Docs for the template package are coming together nicely. Architectural details are starting to jump off the page and I’m slowing down to fold them into the code before the initial release announcement.

Documentation is an essential part of my creative process. It exposes low-frequency patternsthe high-level concepts and techniques that enable the collective expression of disparate elements of a code base. Dialing into “the right frequency” inexorably leads to profoundly simpler code with more features and fewer bugs.

For template macros, I’ve got four technical documents cooking:

  • An API reference

  • An overview of the API

  • A README.md file

  • A blog-style introduction

In writing each one, I take a distinct perspective that supports the others. The first two comprise the reference manual, to be served by Racket’s official documentation repository. Together, they give a comprehensive account of the concepts, forms, and functions provided by the template package. The README.md file summarizes the project and explains how to install, use, and contribute to it. The blog intro makes a case for using the template package in other projects.

The API reference was easiest to start with, which is typical, in my experience. Reference material is special in the sense that hard facts tend to speak for themselves, freeing attention for higher level concerns like naming consistency and algorithmic robustness, without having to contextualize anything for a skeptical reader. With very few exceptions, everything in the API reference is illustrated with live examples. Having examples early in the drafting process helps keep the prose honest.

The blog intro is the pragmatic inverse of the reference manual. Its job is to convert the skeptical reader into an active user, so contextualization is really all that matters. This is the hardest part for me. To pitch template macros confidently, I need to know that what I’m saying is interesting, relevant, refutable, and true. Gaining sufficient clarity on any one of these criteria can be a challenge, but it’s almost always worth the trouble.

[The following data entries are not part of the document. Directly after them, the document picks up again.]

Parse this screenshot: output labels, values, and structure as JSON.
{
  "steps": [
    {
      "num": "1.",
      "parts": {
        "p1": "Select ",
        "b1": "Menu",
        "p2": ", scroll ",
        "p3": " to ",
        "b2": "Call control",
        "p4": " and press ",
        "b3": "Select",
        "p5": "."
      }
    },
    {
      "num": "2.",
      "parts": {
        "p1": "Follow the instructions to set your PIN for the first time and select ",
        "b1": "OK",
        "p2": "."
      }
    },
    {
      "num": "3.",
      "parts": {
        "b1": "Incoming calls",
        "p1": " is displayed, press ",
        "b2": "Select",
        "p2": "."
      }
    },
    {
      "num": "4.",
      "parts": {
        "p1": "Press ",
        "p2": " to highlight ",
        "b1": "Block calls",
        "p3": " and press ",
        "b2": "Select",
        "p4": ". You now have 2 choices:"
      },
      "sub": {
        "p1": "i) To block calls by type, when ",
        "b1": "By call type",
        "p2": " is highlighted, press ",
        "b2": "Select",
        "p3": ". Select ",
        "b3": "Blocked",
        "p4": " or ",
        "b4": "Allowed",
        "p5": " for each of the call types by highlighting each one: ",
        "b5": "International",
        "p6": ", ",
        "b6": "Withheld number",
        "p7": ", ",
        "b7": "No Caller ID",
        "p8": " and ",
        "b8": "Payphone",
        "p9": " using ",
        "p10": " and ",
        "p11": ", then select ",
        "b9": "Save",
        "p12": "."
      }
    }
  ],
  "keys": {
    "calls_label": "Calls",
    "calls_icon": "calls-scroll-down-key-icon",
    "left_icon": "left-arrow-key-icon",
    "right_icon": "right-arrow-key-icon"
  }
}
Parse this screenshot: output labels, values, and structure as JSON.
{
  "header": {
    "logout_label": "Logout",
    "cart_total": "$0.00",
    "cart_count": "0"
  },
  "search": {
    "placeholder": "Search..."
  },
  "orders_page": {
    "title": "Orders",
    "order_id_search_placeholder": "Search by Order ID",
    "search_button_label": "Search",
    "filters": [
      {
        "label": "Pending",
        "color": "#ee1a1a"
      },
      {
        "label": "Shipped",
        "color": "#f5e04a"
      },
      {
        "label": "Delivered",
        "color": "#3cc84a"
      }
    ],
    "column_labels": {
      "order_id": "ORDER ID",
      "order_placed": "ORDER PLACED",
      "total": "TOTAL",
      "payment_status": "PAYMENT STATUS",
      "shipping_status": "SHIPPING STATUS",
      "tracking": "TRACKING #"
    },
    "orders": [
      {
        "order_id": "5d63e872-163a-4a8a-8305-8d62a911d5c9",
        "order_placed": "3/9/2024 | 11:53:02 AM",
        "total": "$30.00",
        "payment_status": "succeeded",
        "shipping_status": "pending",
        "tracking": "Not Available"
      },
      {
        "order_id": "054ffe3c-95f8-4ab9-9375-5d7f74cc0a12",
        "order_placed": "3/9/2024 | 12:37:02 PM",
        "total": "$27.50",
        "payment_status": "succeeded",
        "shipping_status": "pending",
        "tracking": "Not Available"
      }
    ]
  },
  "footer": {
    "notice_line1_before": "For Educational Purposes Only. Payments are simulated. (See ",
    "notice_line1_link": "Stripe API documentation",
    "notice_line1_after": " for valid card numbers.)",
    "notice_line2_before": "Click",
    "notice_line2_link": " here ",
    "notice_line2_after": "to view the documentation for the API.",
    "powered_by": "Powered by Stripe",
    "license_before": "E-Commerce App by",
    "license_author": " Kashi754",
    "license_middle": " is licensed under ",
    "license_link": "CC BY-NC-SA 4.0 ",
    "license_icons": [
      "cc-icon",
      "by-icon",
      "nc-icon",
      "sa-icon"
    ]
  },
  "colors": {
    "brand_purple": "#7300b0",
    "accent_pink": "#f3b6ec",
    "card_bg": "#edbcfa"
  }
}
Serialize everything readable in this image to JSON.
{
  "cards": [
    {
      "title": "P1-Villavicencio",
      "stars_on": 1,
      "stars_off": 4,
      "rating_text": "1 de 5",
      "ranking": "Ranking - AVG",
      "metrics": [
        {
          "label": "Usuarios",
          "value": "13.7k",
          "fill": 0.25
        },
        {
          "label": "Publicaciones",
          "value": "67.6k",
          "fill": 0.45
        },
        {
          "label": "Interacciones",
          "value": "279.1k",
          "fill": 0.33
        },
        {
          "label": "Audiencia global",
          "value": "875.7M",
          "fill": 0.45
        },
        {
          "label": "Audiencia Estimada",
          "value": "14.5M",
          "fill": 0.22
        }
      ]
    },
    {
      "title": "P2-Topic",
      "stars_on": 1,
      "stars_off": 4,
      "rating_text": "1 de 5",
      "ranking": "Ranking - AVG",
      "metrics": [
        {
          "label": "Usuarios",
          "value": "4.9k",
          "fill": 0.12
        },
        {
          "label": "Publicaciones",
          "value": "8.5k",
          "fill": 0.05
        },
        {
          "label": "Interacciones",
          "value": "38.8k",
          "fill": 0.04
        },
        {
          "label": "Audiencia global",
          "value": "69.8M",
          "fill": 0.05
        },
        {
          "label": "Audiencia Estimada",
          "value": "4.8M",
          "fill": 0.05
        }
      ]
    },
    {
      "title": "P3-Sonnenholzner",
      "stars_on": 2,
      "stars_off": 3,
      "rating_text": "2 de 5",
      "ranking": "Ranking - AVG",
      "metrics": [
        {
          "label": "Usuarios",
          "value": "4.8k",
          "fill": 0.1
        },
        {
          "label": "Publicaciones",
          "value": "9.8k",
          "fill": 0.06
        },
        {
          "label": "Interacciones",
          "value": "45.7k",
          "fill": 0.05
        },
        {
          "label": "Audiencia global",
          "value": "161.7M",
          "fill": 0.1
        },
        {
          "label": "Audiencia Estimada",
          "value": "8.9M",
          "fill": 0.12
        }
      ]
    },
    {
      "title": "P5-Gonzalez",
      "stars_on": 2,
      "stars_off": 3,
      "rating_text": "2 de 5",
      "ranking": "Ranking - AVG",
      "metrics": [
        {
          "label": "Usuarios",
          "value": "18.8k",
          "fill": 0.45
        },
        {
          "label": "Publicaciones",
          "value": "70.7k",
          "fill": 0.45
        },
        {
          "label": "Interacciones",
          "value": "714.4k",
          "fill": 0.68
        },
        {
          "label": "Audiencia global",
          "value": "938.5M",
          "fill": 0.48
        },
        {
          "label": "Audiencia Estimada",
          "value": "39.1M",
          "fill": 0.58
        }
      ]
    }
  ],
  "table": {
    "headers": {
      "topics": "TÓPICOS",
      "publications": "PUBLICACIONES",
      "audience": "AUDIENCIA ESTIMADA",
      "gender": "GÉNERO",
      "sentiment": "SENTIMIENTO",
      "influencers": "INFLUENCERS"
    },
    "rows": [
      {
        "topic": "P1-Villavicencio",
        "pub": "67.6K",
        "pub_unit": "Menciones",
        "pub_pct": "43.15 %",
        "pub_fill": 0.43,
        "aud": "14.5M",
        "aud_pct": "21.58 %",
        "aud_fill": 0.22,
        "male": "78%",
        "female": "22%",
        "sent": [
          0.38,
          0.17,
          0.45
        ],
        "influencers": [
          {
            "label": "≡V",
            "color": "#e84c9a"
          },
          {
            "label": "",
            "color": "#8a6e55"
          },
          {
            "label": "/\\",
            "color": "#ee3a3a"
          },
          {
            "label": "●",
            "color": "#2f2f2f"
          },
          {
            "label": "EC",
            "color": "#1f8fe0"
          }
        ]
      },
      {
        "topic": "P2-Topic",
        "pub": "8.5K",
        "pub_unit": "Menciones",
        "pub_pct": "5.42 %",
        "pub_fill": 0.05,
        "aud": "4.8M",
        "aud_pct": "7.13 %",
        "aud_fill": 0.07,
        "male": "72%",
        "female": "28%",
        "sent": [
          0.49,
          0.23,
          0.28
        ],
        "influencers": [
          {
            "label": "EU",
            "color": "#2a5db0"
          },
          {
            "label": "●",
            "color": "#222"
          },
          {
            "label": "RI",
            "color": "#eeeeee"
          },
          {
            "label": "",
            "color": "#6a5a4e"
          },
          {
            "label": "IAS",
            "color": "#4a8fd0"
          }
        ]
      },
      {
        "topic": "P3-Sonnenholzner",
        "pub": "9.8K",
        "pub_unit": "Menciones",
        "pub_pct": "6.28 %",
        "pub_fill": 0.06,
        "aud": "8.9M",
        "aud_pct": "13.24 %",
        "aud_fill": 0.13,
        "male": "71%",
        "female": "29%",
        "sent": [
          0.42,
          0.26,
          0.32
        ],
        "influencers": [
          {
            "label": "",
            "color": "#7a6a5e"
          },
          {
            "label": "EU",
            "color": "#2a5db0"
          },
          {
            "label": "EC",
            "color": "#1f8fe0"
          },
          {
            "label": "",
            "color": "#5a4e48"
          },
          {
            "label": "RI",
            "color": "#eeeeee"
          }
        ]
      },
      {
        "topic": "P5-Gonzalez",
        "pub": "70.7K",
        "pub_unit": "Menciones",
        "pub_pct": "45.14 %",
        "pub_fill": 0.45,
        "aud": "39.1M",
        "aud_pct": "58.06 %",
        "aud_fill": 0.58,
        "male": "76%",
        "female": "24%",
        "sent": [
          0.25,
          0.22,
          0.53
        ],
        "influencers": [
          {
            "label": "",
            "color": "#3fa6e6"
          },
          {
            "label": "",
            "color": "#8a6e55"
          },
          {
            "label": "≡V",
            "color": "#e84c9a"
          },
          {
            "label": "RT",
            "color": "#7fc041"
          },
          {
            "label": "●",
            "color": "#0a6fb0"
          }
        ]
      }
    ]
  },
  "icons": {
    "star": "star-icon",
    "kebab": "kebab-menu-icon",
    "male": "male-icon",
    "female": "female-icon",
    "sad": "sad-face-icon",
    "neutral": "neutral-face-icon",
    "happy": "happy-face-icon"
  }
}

Just yesterday, I resolved an awkward tension between template variables bound to identifiers versus ones that aren’t. While struggling with the blog intro, I realized that it would be easy to generalize variable resolution from identifiers to any literal forms, including strings, regular expressions, and even hash keys! Once I understood the low-frequency pattern here— that all non-trivial transformations occur inside literal data forms— most of the prototype’s flexibilty became irrelevant. Trimming the fat is revealing a more compact, elegant, and robust core.